For the pastry, chop the butter, flour and salt together using pastry cards until the pieces of butter are about as big as a fingernail. Push the crumbs into the bench with the palms of your hand. Add the water and chop again to re-distribute the ingredients. Push one more time with the palm of your hand, then bring together to form the pastry. You should still see streaks of butter through the dough.
Shape into discs, wrap in cling film and refrigerate for at least one hour.
Slice the fruit (peel if using apples). Macerate with about a third volume in caster sugar. Use spices if you like, such as cinnamon or vanilla.
Preheat the oven to 220 degrees Celcius.
To assemble, roll out the pastry with a rolling pin to two millimetres using caster sugar, not flour. Cut a circle about 15cm in diameter.
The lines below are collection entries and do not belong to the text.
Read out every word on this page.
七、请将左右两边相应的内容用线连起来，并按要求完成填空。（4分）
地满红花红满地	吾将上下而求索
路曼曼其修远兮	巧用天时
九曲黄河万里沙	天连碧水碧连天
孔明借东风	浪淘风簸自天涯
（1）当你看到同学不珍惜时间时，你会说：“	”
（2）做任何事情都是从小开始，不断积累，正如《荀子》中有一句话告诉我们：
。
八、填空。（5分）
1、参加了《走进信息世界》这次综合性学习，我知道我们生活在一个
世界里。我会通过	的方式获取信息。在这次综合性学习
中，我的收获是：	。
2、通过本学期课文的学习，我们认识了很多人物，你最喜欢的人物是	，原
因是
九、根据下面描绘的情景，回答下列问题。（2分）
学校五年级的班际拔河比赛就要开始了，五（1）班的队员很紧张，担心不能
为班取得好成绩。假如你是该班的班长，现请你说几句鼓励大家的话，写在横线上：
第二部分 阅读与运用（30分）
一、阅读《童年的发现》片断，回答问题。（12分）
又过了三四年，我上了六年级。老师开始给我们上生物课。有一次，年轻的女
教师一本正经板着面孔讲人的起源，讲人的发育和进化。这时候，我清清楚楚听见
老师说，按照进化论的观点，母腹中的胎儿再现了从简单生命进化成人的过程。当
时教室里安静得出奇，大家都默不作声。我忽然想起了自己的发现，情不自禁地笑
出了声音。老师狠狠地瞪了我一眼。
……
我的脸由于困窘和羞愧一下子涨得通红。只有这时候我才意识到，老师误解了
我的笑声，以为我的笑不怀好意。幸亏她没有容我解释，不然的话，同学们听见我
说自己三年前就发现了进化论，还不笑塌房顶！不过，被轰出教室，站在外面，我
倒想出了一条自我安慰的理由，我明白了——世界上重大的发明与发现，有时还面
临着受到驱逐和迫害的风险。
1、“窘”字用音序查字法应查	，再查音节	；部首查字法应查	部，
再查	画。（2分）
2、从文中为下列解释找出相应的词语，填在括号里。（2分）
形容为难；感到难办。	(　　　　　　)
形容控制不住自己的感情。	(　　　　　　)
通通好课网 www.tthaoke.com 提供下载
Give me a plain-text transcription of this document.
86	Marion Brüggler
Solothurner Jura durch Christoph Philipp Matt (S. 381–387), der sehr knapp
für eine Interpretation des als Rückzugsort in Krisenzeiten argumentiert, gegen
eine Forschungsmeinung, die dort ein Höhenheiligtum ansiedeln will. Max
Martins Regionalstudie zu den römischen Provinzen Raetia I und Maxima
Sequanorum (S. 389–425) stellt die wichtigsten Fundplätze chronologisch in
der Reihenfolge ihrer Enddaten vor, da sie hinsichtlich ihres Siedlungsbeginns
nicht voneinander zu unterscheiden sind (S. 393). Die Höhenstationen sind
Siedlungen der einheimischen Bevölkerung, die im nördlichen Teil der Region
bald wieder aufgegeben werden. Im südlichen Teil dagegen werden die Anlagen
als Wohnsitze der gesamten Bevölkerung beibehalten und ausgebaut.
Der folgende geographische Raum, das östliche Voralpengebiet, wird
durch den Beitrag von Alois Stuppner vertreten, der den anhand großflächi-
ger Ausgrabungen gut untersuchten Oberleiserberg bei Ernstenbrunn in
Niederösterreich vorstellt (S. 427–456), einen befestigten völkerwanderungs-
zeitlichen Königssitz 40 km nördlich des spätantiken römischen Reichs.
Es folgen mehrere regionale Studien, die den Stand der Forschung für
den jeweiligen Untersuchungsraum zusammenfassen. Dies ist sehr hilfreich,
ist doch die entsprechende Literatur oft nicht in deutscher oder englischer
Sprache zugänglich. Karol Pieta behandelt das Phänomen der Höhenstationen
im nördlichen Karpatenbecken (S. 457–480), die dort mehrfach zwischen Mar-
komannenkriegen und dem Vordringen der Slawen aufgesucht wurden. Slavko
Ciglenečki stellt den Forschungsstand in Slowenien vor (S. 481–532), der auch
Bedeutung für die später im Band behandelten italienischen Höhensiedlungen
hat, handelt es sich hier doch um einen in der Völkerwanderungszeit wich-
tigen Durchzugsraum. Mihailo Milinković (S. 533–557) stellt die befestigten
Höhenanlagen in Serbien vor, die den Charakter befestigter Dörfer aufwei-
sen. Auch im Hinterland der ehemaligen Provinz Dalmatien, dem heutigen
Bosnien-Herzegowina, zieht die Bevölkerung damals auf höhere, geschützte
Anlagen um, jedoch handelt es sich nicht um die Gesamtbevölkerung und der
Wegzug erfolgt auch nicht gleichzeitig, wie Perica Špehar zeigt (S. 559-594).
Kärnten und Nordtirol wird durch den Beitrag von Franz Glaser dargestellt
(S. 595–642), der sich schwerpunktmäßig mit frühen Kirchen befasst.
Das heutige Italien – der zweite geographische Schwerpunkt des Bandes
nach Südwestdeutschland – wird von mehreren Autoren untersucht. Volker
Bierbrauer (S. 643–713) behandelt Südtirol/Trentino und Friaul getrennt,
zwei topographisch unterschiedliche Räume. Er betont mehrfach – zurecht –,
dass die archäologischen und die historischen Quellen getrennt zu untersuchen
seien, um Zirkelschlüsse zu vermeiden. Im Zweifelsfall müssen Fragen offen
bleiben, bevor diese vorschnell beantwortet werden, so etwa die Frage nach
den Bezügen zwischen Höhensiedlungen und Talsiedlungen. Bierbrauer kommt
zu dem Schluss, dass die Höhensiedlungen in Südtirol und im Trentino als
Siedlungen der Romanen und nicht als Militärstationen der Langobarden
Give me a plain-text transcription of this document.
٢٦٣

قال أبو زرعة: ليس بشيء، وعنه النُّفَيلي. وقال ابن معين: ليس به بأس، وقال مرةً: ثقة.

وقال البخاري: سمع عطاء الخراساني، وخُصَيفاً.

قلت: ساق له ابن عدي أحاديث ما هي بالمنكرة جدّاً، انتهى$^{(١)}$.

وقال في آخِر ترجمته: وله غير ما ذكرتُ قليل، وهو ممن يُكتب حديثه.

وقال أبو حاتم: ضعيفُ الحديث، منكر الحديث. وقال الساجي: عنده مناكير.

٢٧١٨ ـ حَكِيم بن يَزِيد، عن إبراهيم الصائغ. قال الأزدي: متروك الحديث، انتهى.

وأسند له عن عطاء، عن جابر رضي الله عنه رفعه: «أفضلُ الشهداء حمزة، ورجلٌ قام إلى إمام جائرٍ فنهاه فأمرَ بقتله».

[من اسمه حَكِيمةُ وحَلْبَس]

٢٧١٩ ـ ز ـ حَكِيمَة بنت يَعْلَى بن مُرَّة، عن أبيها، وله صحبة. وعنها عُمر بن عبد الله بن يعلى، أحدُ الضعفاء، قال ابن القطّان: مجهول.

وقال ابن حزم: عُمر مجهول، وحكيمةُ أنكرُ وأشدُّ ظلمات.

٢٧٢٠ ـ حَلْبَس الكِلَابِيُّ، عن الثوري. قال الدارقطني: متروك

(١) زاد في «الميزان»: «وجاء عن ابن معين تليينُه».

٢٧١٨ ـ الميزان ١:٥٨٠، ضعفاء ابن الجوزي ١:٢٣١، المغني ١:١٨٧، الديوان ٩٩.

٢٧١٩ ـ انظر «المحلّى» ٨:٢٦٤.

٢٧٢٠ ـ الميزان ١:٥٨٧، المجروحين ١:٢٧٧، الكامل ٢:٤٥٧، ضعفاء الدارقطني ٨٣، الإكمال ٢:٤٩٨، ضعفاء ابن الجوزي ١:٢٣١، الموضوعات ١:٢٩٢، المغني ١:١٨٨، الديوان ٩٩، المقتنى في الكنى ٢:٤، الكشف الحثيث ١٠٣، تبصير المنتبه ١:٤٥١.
Make an egg wash of whole egg and salt and brush this over the pastry disc.
Add the breadcrumbs to the centre of the disc, then add the fruit mix. The breadcrumbs will soak up any of the excess fruit juices.
Carefully pinch the sides and make a five or six-sided star shape, then press the arms of the star to the side, all in one direction. Transfer to a baking tray lined with greaseproof paper. Bake the galette until well-coloured, about 30 minutes.